Françoise Vergier
Picasso m'a morduefrom September 10 to October 29 - 2011
print" Ce n’est pas l’oeil qui voit. Ce n’est pas l’âme. C’est le corps comme totalité ouverte"
Merleau-Ponty
Comment Picasso a t il bien pu s’y prendre pour mordre Françoise Vergier ? En nourrissant sa propre excellence des moments les plus fertiles de sa longue vie amoureuse. En exerçant sa puissance à déconstruire les formes... et les femmes qui l’entouraient. En devenant cette figure colossale à laquelle il faut s’affronter quand on peint, quand on sculpte.
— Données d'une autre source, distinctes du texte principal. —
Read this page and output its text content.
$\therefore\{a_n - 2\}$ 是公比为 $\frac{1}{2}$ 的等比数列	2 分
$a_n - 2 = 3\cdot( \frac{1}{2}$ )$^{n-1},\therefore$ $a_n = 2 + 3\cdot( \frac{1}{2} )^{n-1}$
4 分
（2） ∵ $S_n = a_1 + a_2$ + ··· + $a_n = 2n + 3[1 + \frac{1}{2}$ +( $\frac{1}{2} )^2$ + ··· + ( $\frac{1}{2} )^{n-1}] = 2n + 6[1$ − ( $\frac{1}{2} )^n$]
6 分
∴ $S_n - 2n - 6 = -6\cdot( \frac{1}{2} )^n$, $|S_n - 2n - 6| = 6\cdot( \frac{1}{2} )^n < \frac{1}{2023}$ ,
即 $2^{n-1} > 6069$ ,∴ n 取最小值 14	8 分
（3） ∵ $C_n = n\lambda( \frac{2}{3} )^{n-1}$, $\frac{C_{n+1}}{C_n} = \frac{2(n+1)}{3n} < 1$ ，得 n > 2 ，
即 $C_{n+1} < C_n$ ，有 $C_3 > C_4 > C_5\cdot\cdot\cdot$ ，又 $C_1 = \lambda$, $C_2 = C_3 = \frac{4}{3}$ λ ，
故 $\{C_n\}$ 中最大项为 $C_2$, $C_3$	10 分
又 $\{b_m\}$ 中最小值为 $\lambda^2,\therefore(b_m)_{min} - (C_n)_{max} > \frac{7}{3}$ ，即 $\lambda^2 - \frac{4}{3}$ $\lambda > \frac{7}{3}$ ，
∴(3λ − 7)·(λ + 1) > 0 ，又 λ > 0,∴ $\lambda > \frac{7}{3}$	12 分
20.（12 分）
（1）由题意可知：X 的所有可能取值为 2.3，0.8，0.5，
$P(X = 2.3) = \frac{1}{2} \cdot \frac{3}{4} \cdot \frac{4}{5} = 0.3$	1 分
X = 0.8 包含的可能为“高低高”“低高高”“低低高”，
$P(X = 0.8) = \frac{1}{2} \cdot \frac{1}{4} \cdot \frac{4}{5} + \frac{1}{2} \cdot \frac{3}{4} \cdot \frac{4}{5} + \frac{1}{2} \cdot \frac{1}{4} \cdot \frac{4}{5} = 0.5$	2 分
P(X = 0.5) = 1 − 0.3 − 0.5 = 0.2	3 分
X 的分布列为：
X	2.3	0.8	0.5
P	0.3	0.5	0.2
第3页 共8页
Françoise Vergier, mordue, a donc choisi de considérer cet affrontement comme un mobile inspirateur, et de contre attaquer par la ruse, par l’humour, et sur un autre versant, par la reconstruction de ce qu’il y a eu de cassé dans cette épopée artistique et sexuelle. On trouve ici les aspects de chaque courant de sa tactique guerrière toute personnelle.
La ruse et l’humour résident dans un usage réapproprié de la défiguration.
Pour m’approcher de la peinture de Picasso, j’ai trouvé l’idée du bas-relief qui m’a permis de malmener et de défigurer les têtes
En effet, les visages que contiennent ses curieuses boîtes, mi cadres, mi tables de jeu, sont écrasés au point qu’on ne saurait dire s’il s’agit de modelage aplati ou de haut relief trompeur. Traversés de part en part ou entourés en partie par des évocations de cadre, ces physionomies douces font les frais d’une lutte avec les limites de la représentation, sur fond de dessin sauvage, affranchi de la perspective occidentale, morcelé, divagant en liberté dans une superposition de plans magique et instinctive.
Shitao soutenait « que la peinture émane du cœur ». Françoise Vergier rejoint le maître chinois dans la conviction qu’on ne peint qu’ intimement traversé de ce que l’on vit, sans volonté d’arraisonner le réel en le re-présentant.
Au nombre des motifs croisés de ses compositions, les damiers et les pions racontent le jeu d’une femme qui ne fera jamais d’ « ouvrage de dame » et mettra toujours la féminité en œuvre avec l’énergie d’une déesse primitive.
En contrepoint de tous ces combats, les images de la réparation sont riches et évidentes de volupté. Âmes sœurs inséparables, protégées par d’innombrables talismans minuscules, fétiches précieux brillant sous la transparence de globes antiques, tracés complémentaires de la lumière et du métal où l’on peut lire le dessin d’une matrice pleine ou d’un cœur battant, les unions sont nombreuses dans ce travail qui veut répondre au conflit par la réconciliation.
Au centre de cet ensemble, un corps se tourne et se dresse, portant haut les ors impériales d’un hymne à la sensualité victorieuse, les motifs de son incroyable couronne répondant au galbe parfait de son séant.
Je me suis figurée être une femme de Picasso, j’ai donc été traversée par toutes ses femmes, et bien sûr, à mon tour, je me suis retrouvée être une « mordue » ! Une bonne raison de retomber sur mes thèmes favoris ! L’entre-deux de la peinture et de la sculpture, du féminin et du masculin, de l’autel dressé à l’amour, du corps féminin et de la solitude inhérente à la personne.
Dans cette statue, j’ai voulu mettre ce que Philippe Sollers dit de la peinture de Picasso et qu’il nomme comme étant « le diagnostic sexuel, toujours monumental transposé en plein cœur ». Cette sculpture expose autant le centre sexuel d’un corps féminin que l’effort surmonté du corps abandonné par le peintre. Elle est son sexe comme origine à la création. Elle est le triomphe de sa propre restauration et de son intégrité maîtrisée. La « femme de Picasso » qui refuse sa destruction et s’échappe mérite l’or.